The number of injuries and significance of them plays a much bigger part in a teams performance, making these type of trends meaningless. The matchups, health, and in the case this week, a record line for the Chargers as road chalk, make this trend nothing but a tidbit.
3. Cleveland at Baltimore (-7)
TREND: Cleveland is 3-17 straight up in its last 20 road games.
That straight-up losing stretch occurred when Cleveland had a clueless coach Hue Jackson, who continued to start one of the all-time worst quarterbacks DeShone Kizer at the expense of the rest of the team. The Browns were on a 1-31 overall run, many of those road losses, and hopeless Hue still had a job last season!

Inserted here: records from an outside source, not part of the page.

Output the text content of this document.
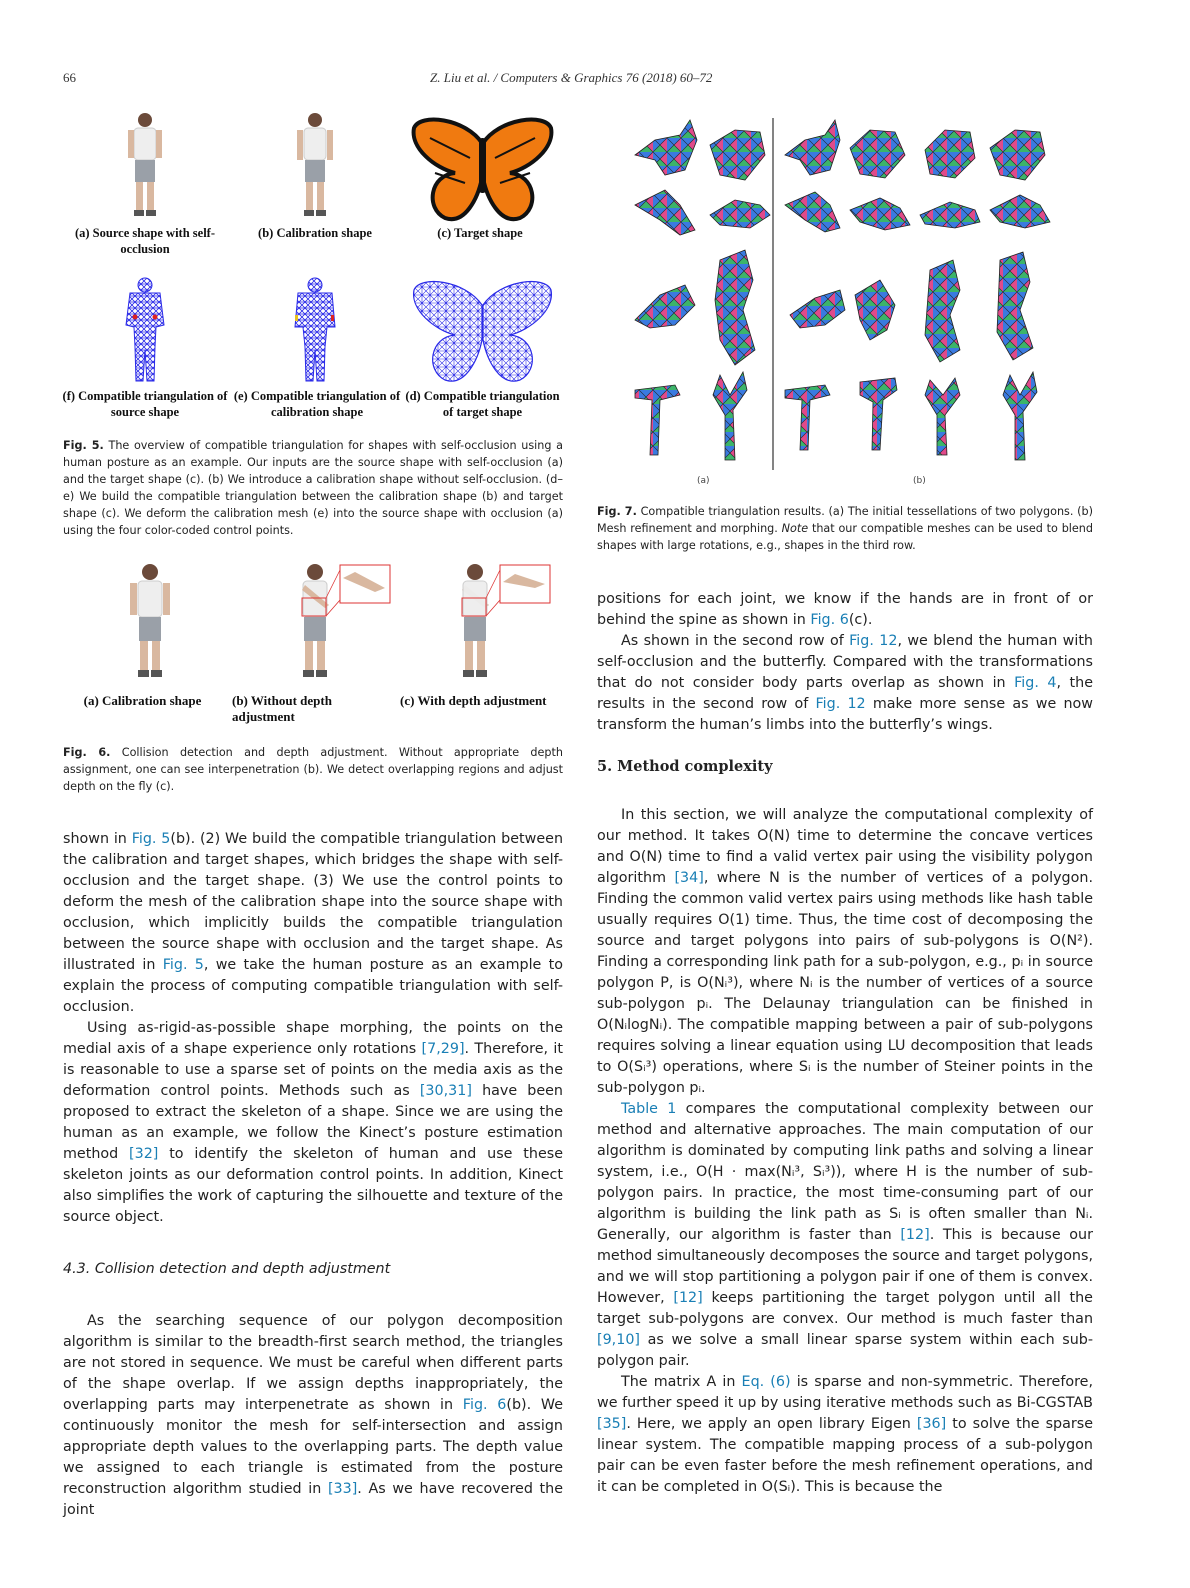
66	Z. Liu et al. / Computers & Graphics 76 (2018) 60–72
(a) Source shape with self-occlusion
(b) Calibration shape	(c) Target shape
(f) Compatible triangulation of source shape
(e) Compatible triangulation of calibration shape
(d) Compatible triangulation of target shape
Fig. 5. The overview of compatible triangulation for shapes with self-occlusion using a human posture as an example. Our inputs are the source shape with self-occlusion (a) and the target shape (c). (b) We introduce a calibration shape without self-occlusion. (d–e) We build the compatible triangulation between the calibration shape (b) and target shape (c). We deform the calibration mesh (e) into the source shape with occlusion (a) using the four color-coded control points.
(a) Calibration shape	(b) Without depth adjustment
(c) With depth adjustment
Fig. 6. Collision detection and depth adjustment. Without appropriate depth assignment, one can see interpenetration (b). We detect overlapping regions and adjust depth on the fly (c).
(a)	(b)
Fig. 7. Compatible triangulation results. (a) The initial tessellations of two polygons. (b) Mesh refinement and morphing. Note that our compatible meshes can be used to blend shapes with large rotations, e.g., shapes in the third row.

shown in Fig. 5(b). (2) We build the compatible triangulation between the calibration and target shapes, which bridges the shape with self-occlusion and the target shape. (3) We use the control points to deform the mesh of the calibration shape into the source shape with occlusion, which implicitly builds the compatible triangulation between the source shape with occlusion and the target shape. As illustrated in Fig. 5, we take the human posture as an example to explain the process of computing compatible triangulation with self-occlusion.

Using as-rigid-as-possible shape morphing, the points on the medial axis of a shape experience only rotations [7,29]. Therefore, it is reasonable to use a sparse set of points on the media axis as the deformation control points. Methods such as [30,31] have been proposed to extract the skeleton of a shape. Since we are using the human as an example, we follow the Kinect’s posture estimation method [32] to identify the skeleton of human and use these skeleton joints as our deformation control points. In addition, Kinect also simplifies the work of capturing the silhouette and texture of the source object.

4.3. Collision detection and depth adjustment

As the searching sequence of our polygon decomposition algorithm is similar to the breadth-first search method, the triangles are not stored in sequence. We must be careful when different parts of the shape overlap. If we assign depths inappropriately, the overlapping parts may interpenetrate as shown in Fig. 6(b). We continuously monitor the mesh for self-intersection and assign appropriate depth values to the overlapping parts. The depth value we assigned to each triangle is estimated from the posture reconstruction algorithm studied in [33]. As we have recovered the joint

positions for each joint, we know if the hands are in front of or behind the spine as shown in Fig. 6(c).

As shown in the second row of Fig. 12, we blend the human with self-occlusion and the butterfly. Compared with the transformations that do not consider body parts overlap as shown in Fig. 4, the results in the second row of Fig. 12 make more sense as we now transform the human’s limbs into the butterfly’s wings.

5. Method complexity

In this section, we will analyze the computational complexity of our method. It takes O(N) time to determine the concave vertices and O(N) time to find a valid vertex pair using the visibility polygon algorithm [34], where N is the number of vertices of a polygon. Finding the common valid vertex pairs using methods like hash table usually requires O(1) time. Thus, the time cost of decomposing the source and target polygons into pairs of sub-polygons is O(N²). Finding a corresponding link path for a sub-polygon, e.g., pᵢ in source polygon P, is O(Nᵢ³), where Nᵢ is the number of vertices of a source sub-polygon pᵢ. The Delaunay triangulation can be finished in O(NᵢlogNᵢ). The compatible mapping between a pair of sub-polygons requires solving a linear equation using LU decomposition that leads to O(Sᵢ³) operations, where Sᵢ is the number of Steiner points in the sub-polygon pᵢ.

Table 1 compares the computational complexity between our method and alternative approaches. The main computation of our algorithm is dominated by computing link paths and solving a linear system, i.e., O(H · max(Nᵢ³, Sᵢ³)), where H is the number of sub-polygon pairs. In practice, the most time-consuming part of our algorithm is building the link path as Sᵢ is often smaller than Nᵢ. Generally, our algorithm is faster than [12]. This is because our method simultaneously decomposes the source and target polygons, and we will stop partitioning a polygon pair if one of them is convex. However, [12] keeps partitioning the target polygon until all the target sub-polygons are convex. Our method is much faster than [9,10] as we solve a small linear sparse system within each sub-polygon pair.

The matrix A in Eq. (6) is sparse and non-symmetric. Therefore, we further speed it up by using iterative methods such as Bi-CGSTAB [35]. Here, we apply an open library Eigen [36] to solve the sparse linear system. The compatible mapping process of a sub-polygon pair can be even faster before the mesh refinement operations, and it can be completed in O(Sᵢ). This is because the
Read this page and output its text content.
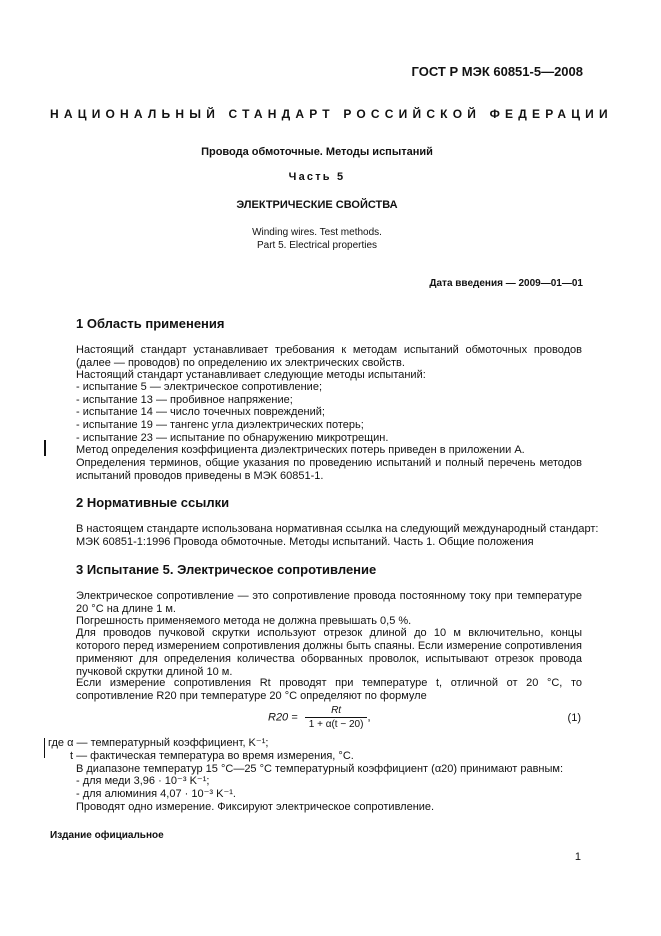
ГОСТ Р МЭК 60851-5—2008
НАЦИОНАЛЬНЫЙ СТАНДАРТ РОССИЙСКОЙ ФЕДЕРАЦИИ
Провода обмоточные. Методы испытаний
Часть 5
ЭЛЕКТРИЧЕСКИЕ СВОЙСТВА
Winding wires. Test methods.
Part 5. Electrical properties
Дата введения — 2009—01—01
1 Область применения
Настоящий стандарт устанавливает требования к методам испытаний обмоточных проводов (далее — проводов) по определению их электрических свойств.
Настоящий стандарт устанавливает следующие методы испытаний:
- испытание 5 — электрическое сопротивление;
- испытание 13 — пробивное напряжение;
- испытание 14 — число точечных повреждений;
- испытание 19 — тангенс угла диэлектрических потерь;
- испытание 23 — испытание по обнаружению микротрещин.
Метод определения коэффициента диэлектрических потерь приведен в приложении А.
Определения терминов, общие указания по проведению испытаний и полный перечень методов испытаний проводов приведены в МЭК 60851-1.
2 Нормативные ссылки
В настоящем стандарте использована нормативная ссылка на следующий международный стандарт:
МЭК 60851-1:1996 Провода обмоточные. Методы испытаний. Часть 1. Общие положения
3 Испытание 5. Электрическое сопротивление
Электрическое сопротивление — это сопротивление провода постоянному току при температуре 20 °С на длине 1 м.
Погрешность применяемого метода не должна превышать 0,5 %.
Для проводов пучковой скрутки используют отрезок длиной до 10 м включительно, концы которого перед измерением сопротивления должны быть спаяны. Если измерение сопротивления применяют для определения количества оборванных проволок, испытывают отрезок провода пучковой скрутки длиной 10 м.
Если измерение сопротивления Rt проводят при температуре t, отличной от 20 °С, то сопротивление R20 при температуре 20 °С определяют по формуле
$R20 = \frac{Rt}{1 + \alpha(t - 20)}$ ,	(1)
где α — температурный коэффициент, K⁻¹;
t — фактическая температура во время измерения, °С.
В диапазоне температур 15 °С—25 °С температурный коэффициент (α20) принимают равным:
- для меди 3,96 · 10⁻³ K⁻¹;
- для алюминия 4,07 · 10⁻³ K⁻¹.
Проводят одно измерение. Фиксируют электрическое сопротивление.
Издание официальное
1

Now the jury is out whether head coach Freddie Kitchens is capable for Cleveland after some questionable decisions with the world watching on Sunday Night Football. By all accounts, though, the Browns have their franchise quarterback in Baker Mayfield, so don’t expect the losing ways on the road to continue with a more talented roster being built.
4. Dallas (-2.5) at New Orleans
TREND: The Saints are 16-3 SU in their last 19 home games and 7-1 ATS in their last eight home games against Dallas.
Do these trends have much merit or meaning since Saints QB Drew Brees is now out with injury and he was responsible for those 16 wins?
Here’s what does matter: If the Saints’ 5.1 yards per rush defense doesn’t improve quickly, then Dallas’ top 5 rush attack with Ezekiel Elliott and one of the league’s top offensive lines will render these trends meaningless.
5. Cincinnati at Pittsburgh (-4)
TREND: The road team has covered five straight and seven of past eight in this series.
With Pittsburgh QB Ben Roethlisberger injured and now out for the season, the Steelers’ struggles and identity on offense shifts. Unfortunately, Pittsburgh’s ground game is among the worst in the league through three games at just 64 yards per game but better than the Bengals league-worst 42 rushing yards per game.
Both teams are at the bottom of the league in rushing attempts at 17 per game, putting more pressure on the quarterbacks and one far less capable in the Steelers’ Mason Rudolph. The trend matters not, except that the Steelers are worse now than over the past four seasons.